Reminder: you may want to specify initial conditions on the model parameters. It is perfectly valid to use the previous estimates (e.g. Task 1) for the initial conditions. For example, if I wanted to initialize alpha to all 0's and sigma to 5 I would specify list(alpha=c(0,0),sigma(5))
### Lab Report Task 4:
11. Fit the final combined calibration/Poisson regression model and provide a summary table and posterior density plots for the model parameters. Also report the burn in and the effective MCMC sample size.

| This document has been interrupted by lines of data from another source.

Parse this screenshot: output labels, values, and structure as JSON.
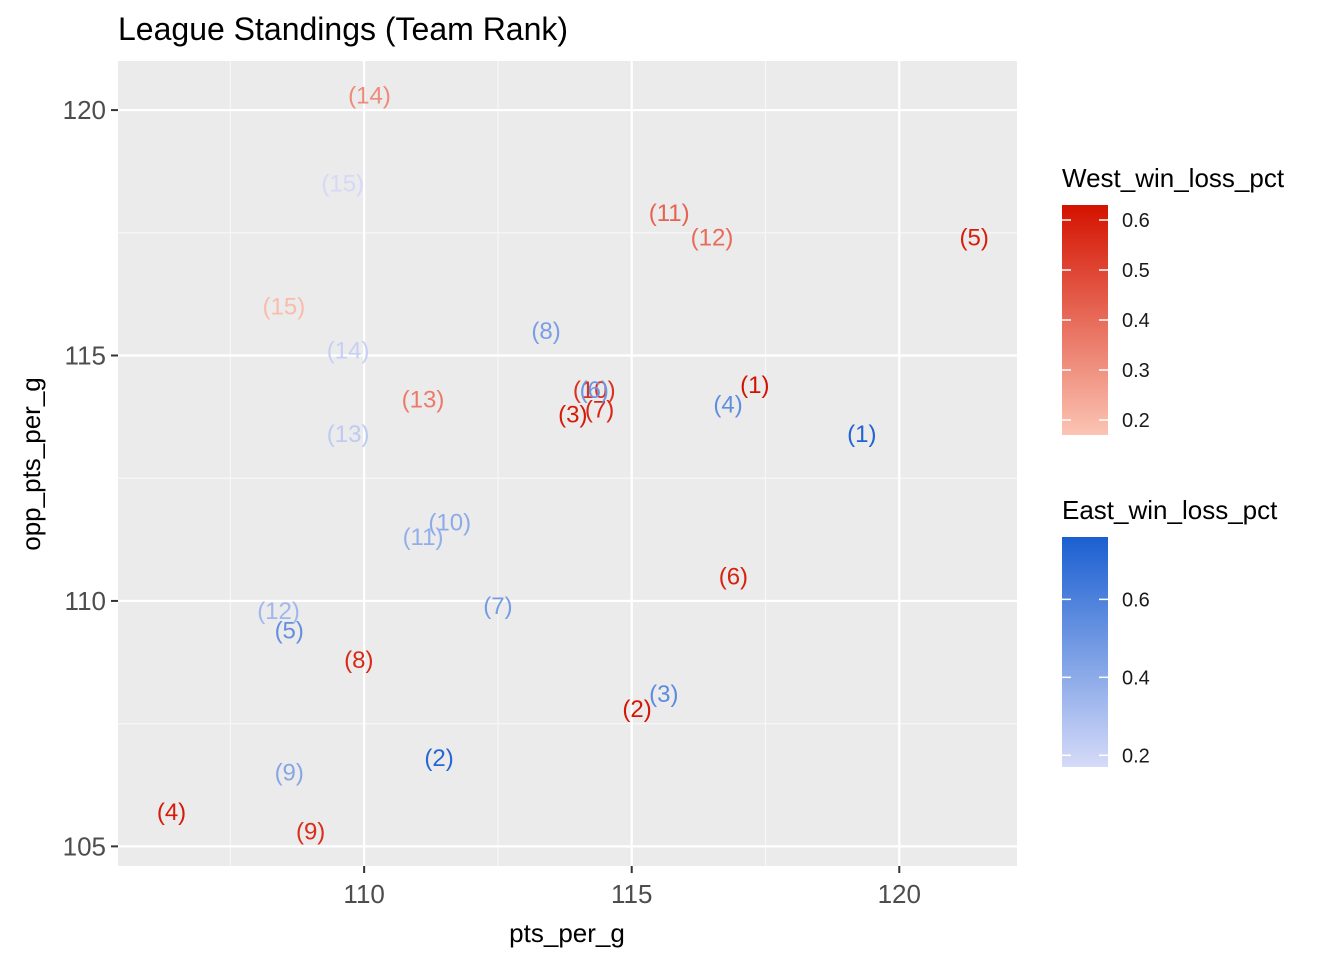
{
  "chart_data": {
    "type": "scatter",
    "title": "League Standings (Team Rank)",
    "xlabel": "pts_per_g",
    "ylabel": "opp_pts_per_g",
    "xlim": [
      105.4,
      122.2
    ],
    "ylim": [
      104.6,
      121.0
    ],
    "x_ticks": [
      110,
      115,
      120
    ],
    "y_ticks": [
      105,
      110,
      115,
      120
    ],
    "grid": true,
    "legend_position": "right",
    "series": [
      {
        "name": "West_win_loss_pct",
        "color_low": "#fbc4b4",
        "color_high": "#d41200",
        "color_range": [
          0.17,
          0.63
        ],
        "legend_ticks": [
          0.2,
          0.3,
          0.4,
          0.5,
          0.6
        ],
        "points": [
          {
            "label": "(1)",
            "x": 117.3,
            "y": 114.4,
            "value": 0.63
          },
          {
            "label": "(2)",
            "x": 115.1,
            "y": 107.8,
            "value": 0.62
          },
          {
            "label": "(3)",
            "x": 113.9,
            "y": 113.8,
            "value": 0.61
          },
          {
            "label": "(4)",
            "x": 106.4,
            "y": 105.7,
            "value": 0.61
          },
          {
            "label": "(5)",
            "x": 121.4,
            "y": 117.4,
            "value": 0.6
          },
          {
            "label": "(6)",
            "x": 116.9,
            "y": 110.5,
            "value": 0.59
          },
          {
            "label": "(7)",
            "x": 114.4,
            "y": 113.9,
            "value": 0.58
          },
          {
            "label": "(8)",
            "x": 109.9,
            "y": 108.8,
            "value": 0.57
          },
          {
            "label": "(9)",
            "x": 109.0,
            "y": 105.3,
            "value": 0.56
          },
          {
            "label": "(10)",
            "x": 114.3,
            "y": 114.3,
            "value": 0.55
          },
          {
            "label": "(11)",
            "x": 115.7,
            "y": 117.9,
            "value": 0.42
          },
          {
            "label": "(12)",
            "x": 116.5,
            "y": 117.4,
            "value": 0.4
          },
          {
            "label": "(13)",
            "x": 111.1,
            "y": 114.1,
            "value": 0.36
          },
          {
            "label": "(14)",
            "x": 110.1,
            "y": 120.3,
            "value": 0.32
          },
          {
            "label": "(15)",
            "x": 108.5,
            "y": 116.0,
            "value": 0.19
          }
        ]
      },
      {
        "name": "East_win_loss_pct",
        "color_low": "#d6dbf8",
        "color_high": "#1a5fd1",
        "color_range": [
          0.17,
          0.76
        ],
        "legend_ticks": [
          0.2,
          0.4,
          0.6
        ],
        "points": [
          {
            "label": "(1)",
            "x": 119.3,
            "y": 113.4,
            "value": 0.74
          },
          {
            "label": "(2)",
            "x": 111.4,
            "y": 106.8,
            "value": 0.72
          },
          {
            "label": "(3)",
            "x": 115.6,
            "y": 108.1,
            "value": 0.55
          },
          {
            "label": "(4)",
            "x": 116.8,
            "y": 114.0,
            "value": 0.54
          },
          {
            "label": "(5)",
            "x": 108.6,
            "y": 109.4,
            "value": 0.53
          },
          {
            "label": "(6)",
            "x": 114.3,
            "y": 114.3,
            "value": 0.5
          },
          {
            "label": "(7)",
            "x": 112.5,
            "y": 109.9,
            "value": 0.47
          },
          {
            "label": "(8)",
            "x": 113.4,
            "y": 115.5,
            "value": 0.46
          },
          {
            "label": "(9)",
            "x": 108.6,
            "y": 106.5,
            "value": 0.42
          },
          {
            "label": "(10)",
            "x": 111.6,
            "y": 111.6,
            "value": 0.4
          },
          {
            "label": "(11)",
            "x": 111.1,
            "y": 111.3,
            "value": 0.38
          },
          {
            "label": "(12)",
            "x": 108.4,
            "y": 109.8,
            "value": 0.34
          },
          {
            "label": "(13)",
            "x": 109.7,
            "y": 113.4,
            "value": 0.25
          },
          {
            "label": "(14)",
            "x": 109.7,
            "y": 115.1,
            "value": 0.22
          },
          {
            "label": "(15)",
            "x": 109.6,
            "y": 118.5,
            "value": 0.18
          }
        ]
      }
    ]
  }
}
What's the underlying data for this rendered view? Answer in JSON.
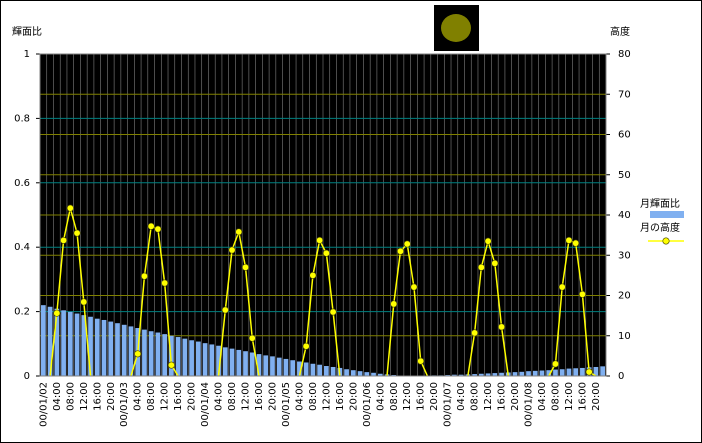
{
  "chart_data": {
    "type": "bar",
    "y_label": "輝面比",
    "y2_label": "高度",
    "categories": [
      "00/01/02",
      null,
      "04:00",
      null,
      "08:00",
      null,
      "12:00",
      null,
      "16:00",
      null,
      "20:00",
      null,
      "00/01/03",
      null,
      "04:00",
      null,
      "08:00",
      null,
      "12:00",
      null,
      "16:00",
      null,
      "20:00",
      null,
      "00/01/04",
      null,
      "04:00",
      null,
      "08:00",
      null,
      "12:00",
      null,
      "16:00",
      null,
      "20:00",
      null,
      "00/01/05",
      null,
      "04:00",
      null,
      "08:00",
      null,
      "12:00",
      null,
      "16:00",
      null,
      "20:00",
      null,
      "00/01/06",
      null,
      "04:00",
      null,
      "08:00",
      null,
      "12:00",
      null,
      "16:00",
      null,
      "20:00",
      null,
      "00/01/07",
      null,
      "04:00",
      null,
      "08:00",
      null,
      "12:00",
      null,
      "16:00",
      null,
      "20:00",
      null,
      "00/01/08",
      null,
      "04:00",
      null,
      "08:00",
      null,
      "12:00",
      null,
      "16:00",
      null,
      "20:00",
      null
    ],
    "series": [
      {
        "name": "月輝面比",
        "type": "bar",
        "axis": "y",
        "color": "#80b0f0",
        "values": [
          0.22,
          0.215,
          0.209,
          0.204,
          0.199,
          0.194,
          0.189,
          0.184,
          0.178,
          0.174,
          0.169,
          0.164,
          0.159,
          0.154,
          0.149,
          0.144,
          0.139,
          0.135,
          0.13,
          0.125,
          0.121,
          0.116,
          0.111,
          0.107,
          0.102,
          0.098,
          0.094,
          0.089,
          0.085,
          0.081,
          0.077,
          0.073,
          0.068,
          0.064,
          0.061,
          0.057,
          0.053,
          0.049,
          0.045,
          0.042,
          0.038,
          0.035,
          0.031,
          0.028,
          0.025,
          0.021,
          0.018,
          0.015,
          0.012,
          0.01,
          0.007,
          0.005,
          0.003,
          0.001,
          0,
          0,
          0.001,
          0.001,
          0.002,
          0.002,
          0.003,
          0.004,
          0.004,
          0.005,
          0.006,
          0.007,
          0.008,
          0.009,
          0.01,
          0.011,
          0.012,
          0.013,
          0.015,
          0.016,
          0.017,
          0.018,
          0.02,
          0.021,
          0.023,
          0.024,
          0.025,
          0.027,
          0.028,
          0.03
        ]
      },
      {
        "name": "月の高度",
        "type": "line",
        "axis": "y2",
        "color": "#ffff00",
        "values": [
          null,
          0,
          15.6,
          33.7,
          41.7,
          35.5,
          18.4,
          0,
          null,
          null,
          null,
          null,
          null,
          0,
          5.5,
          24.8,
          37.2,
          36.5,
          23.1,
          2.7,
          0,
          null,
          null,
          null,
          null,
          null,
          0,
          16.4,
          31.3,
          35.8,
          27,
          9.4,
          0,
          null,
          null,
          null,
          null,
          null,
          0,
          7.4,
          25,
          33.7,
          30.5,
          15.9,
          0,
          null,
          null,
          null,
          null,
          null,
          null,
          0,
          17.9,
          31,
          32.8,
          22.1,
          3.7,
          0,
          null,
          null,
          null,
          null,
          null,
          0,
          10.7,
          27,
          33.5,
          28,
          12.2,
          0,
          null,
          null,
          null,
          null,
          null,
          0,
          3,
          22.1,
          33.7,
          33,
          20.3,
          1,
          0,
          null
        ]
      }
    ],
    "ylim": [
      0,
      1
    ],
    "yticks": [
      0,
      0.2,
      0.4,
      0.6,
      0.8,
      1
    ],
    "y2lim": [
      0,
      80
    ],
    "y2ticks": [
      0,
      10,
      20,
      30,
      40,
      50,
      60,
      70,
      80
    ],
    "grid": true,
    "legend": "right"
  }
}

12. Plot the model credible interval and predictive interval. Extra Credit: Include the scatterplot of the data on the plot, using the posterior CIs for all the latent _SM_ variables as the x.
13. How does this fit compare to the previous Poisson regression of seedlings vs TDR in terms of the overall uncertainty in the model (width of credible and predictive intervals)? In qualitative terms, to what degree does ignoring the uncertainty in the TDR/Soil Moisture relationship affect the uncertainty in our parameter estimates and our confidence in our model?